The right to reach out to people is important, even for commercial purposes. Blanket bans on soliciation are almost always considered illegal. At least some room needs to be made for solicitation.

. My rights are restricted if incoming messages to me are blocked against my wishes. There is also a speech value in being able to choose what you don't want to hear. Especially in an age of massive excess in communications, there is an autonomy interest in being able to filter out unwanted messages so that you can recognize the ones you want.

privacy

first they came for the spammers . . .
clipper reloaded
- is anonymity illegal?
- who can pierce the veil?
- do you trust the crypto?

The first line is a reference to the idea that many people seem far less concerned with privacy rights when punishing spammers is at stake than in almost any other area of life. Others fear that anti-spam zeal could start us down a slippery slope towards erosion of privacy because spammers are so unsympathetic.

Many of the contentious issues from the debates over the "Clipper Chip" recur in debates over anti-spam measures. Some proposals to overhual email would make it impossible to email anonymously. Even if there is some form of pseudonymity built into a spam-resistant email infrastructure, it matters enormously who has the power to determine a pseudonym's real-life identity. Any proposal that makes heavy use of cryptography also raises concerns over whether the cryptography itself is secure and over who has access to be able to inspect the cryptography in use.

architecture

do we need to rewrite all . . .
- mailers?
- mail clients?
- MTAs?
- routers?
what do we do in the meantime?

The transition costs of moving to spam-resistant architectures may be enormous. Many solutions are ineffective if either the sender or recipient has not upgraded. Some cause email to be undeliverable if one has upgraded and one has not. Some solutions even require that every sender and recipient be upgraded for any to enjoy its benefits. The transition strategy for any anti-spam solution is part of the cost-benefit analysis.

arms races

joe-jobs
man-in-the-middle>
beating the filters
miscellaneous cracking

spammers are scarily clever

Spam induces classic arms race behavior, in which spammers and anti-spammers spent large quantities of time and money coming up with new technical measures and countermeasures. Ifthe fight goes nowhere, then all the resources spent on it are pure waste.
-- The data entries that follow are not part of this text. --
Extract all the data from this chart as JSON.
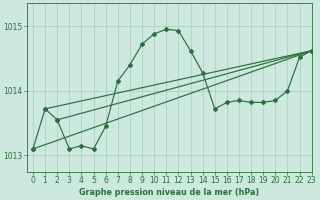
{
  "bg_color": "#cce8df",
  "line_color": "#2d6e3e",
  "grid_color": "#a8ccbc",
  "title": "Graphe pression niveau de la mer (hPa)",
  "xlim": [
    -0.5,
    23
  ],
  "ylim": [
    1012.75,
    1015.35
  ],
  "yticks": [
    1013,
    1014,
    1015
  ],
  "xticks": [
    0,
    1,
    2,
    3,
    4,
    5,
    6,
    7,
    8,
    9,
    10,
    11,
    12,
    13,
    14,
    15,
    16,
    17,
    18,
    19,
    20,
    21,
    22,
    23
  ],
  "series1": [
    [
      0,
      1013.1
    ],
    [
      1,
      1013.72
    ],
    [
      2,
      1013.55
    ],
    [
      3,
      1013.1
    ],
    [
      4,
      1013.15
    ],
    [
      5,
      1013.1
    ],
    [
      6,
      1013.45
    ],
    [
      7,
      1014.15
    ],
    [
      8,
      1014.4
    ],
    [
      9,
      1014.72
    ],
    [
      10,
      1014.88
    ],
    [
      11,
      1014.95
    ],
    [
      12,
      1014.93
    ],
    [
      13,
      1014.62
    ],
    [
      14,
      1014.28
    ],
    [
      15,
      1013.72
    ],
    [
      16,
      1013.82
    ],
    [
      17,
      1013.85
    ],
    [
      18,
      1013.82
    ],
    [
      19,
      1013.82
    ],
    [
      20,
      1013.85
    ],
    [
      21,
      1014.0
    ],
    [
      22,
      1014.52
    ],
    [
      23,
      1014.62
    ]
  ],
  "series2": [
    [
      0,
      1013.1
    ],
    [
      23,
      1014.62
    ]
  ],
  "series3": [
    [
      1,
      1013.72
    ],
    [
      23,
      1014.62
    ]
  ],
  "series4": [
    [
      2,
      1013.55
    ],
    [
      23,
      1014.62
    ]
  ]
}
In a joe-job, an anti-spam system is tricked into a false positive and used as a weapon against some innocent third party whom it mistakes for a spammer. Spammers have proven adept at analyzing anti-spam systems and finding ways to imitate trusted parties to sneak their messages through anti-spam blockades. They have proven especially clever at producing random-text babblers that make spams resemble "real" email increasingly closely, so as to foil textual filters. They have also proven quite willing to hack into anti-spam systems in order to disable them.